React Native's classic bridge serializes every call between JavaScript and native code, which adds noticeable latency in animation‑heavy screens. TurboModules and the new Fabric renderer replace the serialized bridge with a JSI‑based, direct‑call model, allowing JavaScript to invoke native methods instantly and letting the UI thread render without crossing the bridge.
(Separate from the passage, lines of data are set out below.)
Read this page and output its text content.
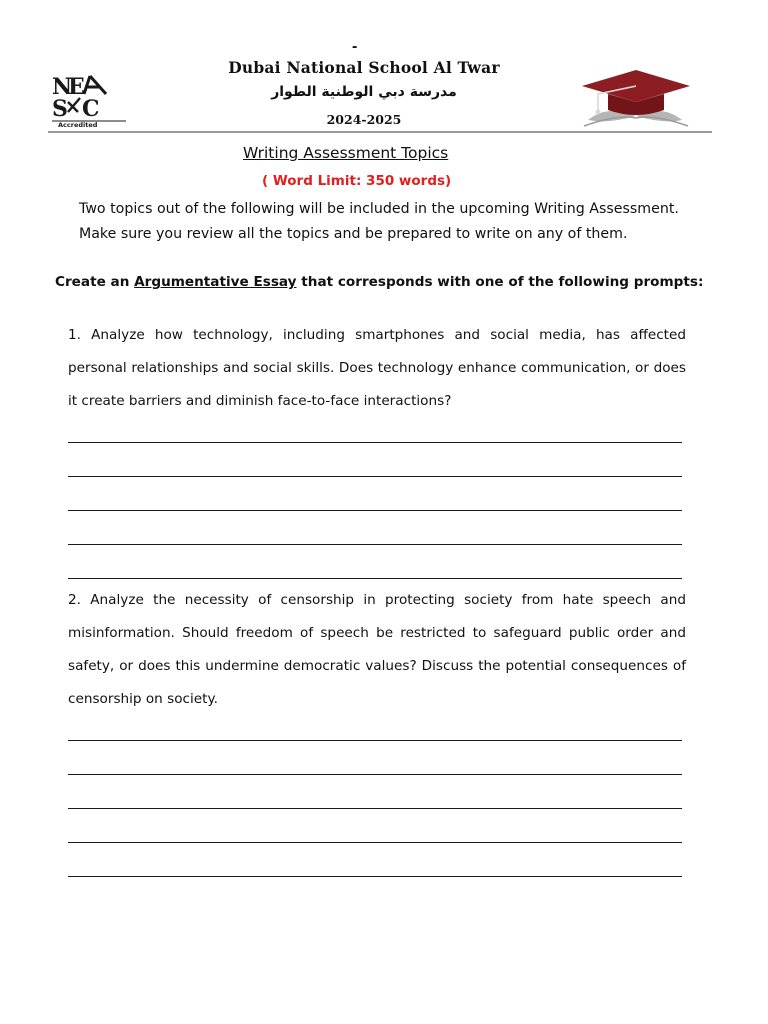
-
N
E
S C
Accredited
Dubai National School Al Twar
مدرسة دبي الوطنية الطوار
2024-2025
Writing Assessment Topics
( Word Limit: 350 words)

Two topics out of the following will be included in the upcoming Writing Assessment.

Make sure you review all the topics and be prepared to write on any of them.

Create an Argumentative Essay that corresponds with one of the following prompts:
1. Analyze how technology, including smartphones and social media, has affected personal relationships and social skills. Does technology enhance communication, or does it create barriers and diminish face-to-face interactions?
2. Analyze the necessity of censorship in protecting society from hate speech and misinformation. Should freedom of speech be restricted to safeguard public order and safety, or does this undermine democratic values? Discuss the potential consequences of censorship on society.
Enabling them today gives you a measurable boost in frame rates and reduces the "jank" that often appears during rapid state updates.

Example

// metro.config.js
const { getDefaultConfig } = require('expo/metro-config');
const defaultConfig = getDefaultConfig(__dirname);

module.exports = {
  ...defaultConfig,
  transformer: {
    ...defaultConfig.transformer,
    // Enable the new Fabric and TurboModules flags
    experimentalImportSupport: true,
    inlineRequires: true,
    enableBabelRCLookup: true,
    // Fabric specific
    unstable_allowRequireContext: true,
  },
  resolver: {
    ...defaultConfig.resolver,
    // Ensure native modules are resolved as TurboModules
    sourceExts: [...defaultConfig.resolver.sourceExts, 'cjs'],
  },
};

Takeaway

Flip the experimentalImportSupport and related flags in your Metro config, then rebuild with EAS. Your app will start using JSI‑powered TurboModules and Fabric out‑of‑the‑box, delivering smoother animations and faster native calls without rewriting existing JavaScript.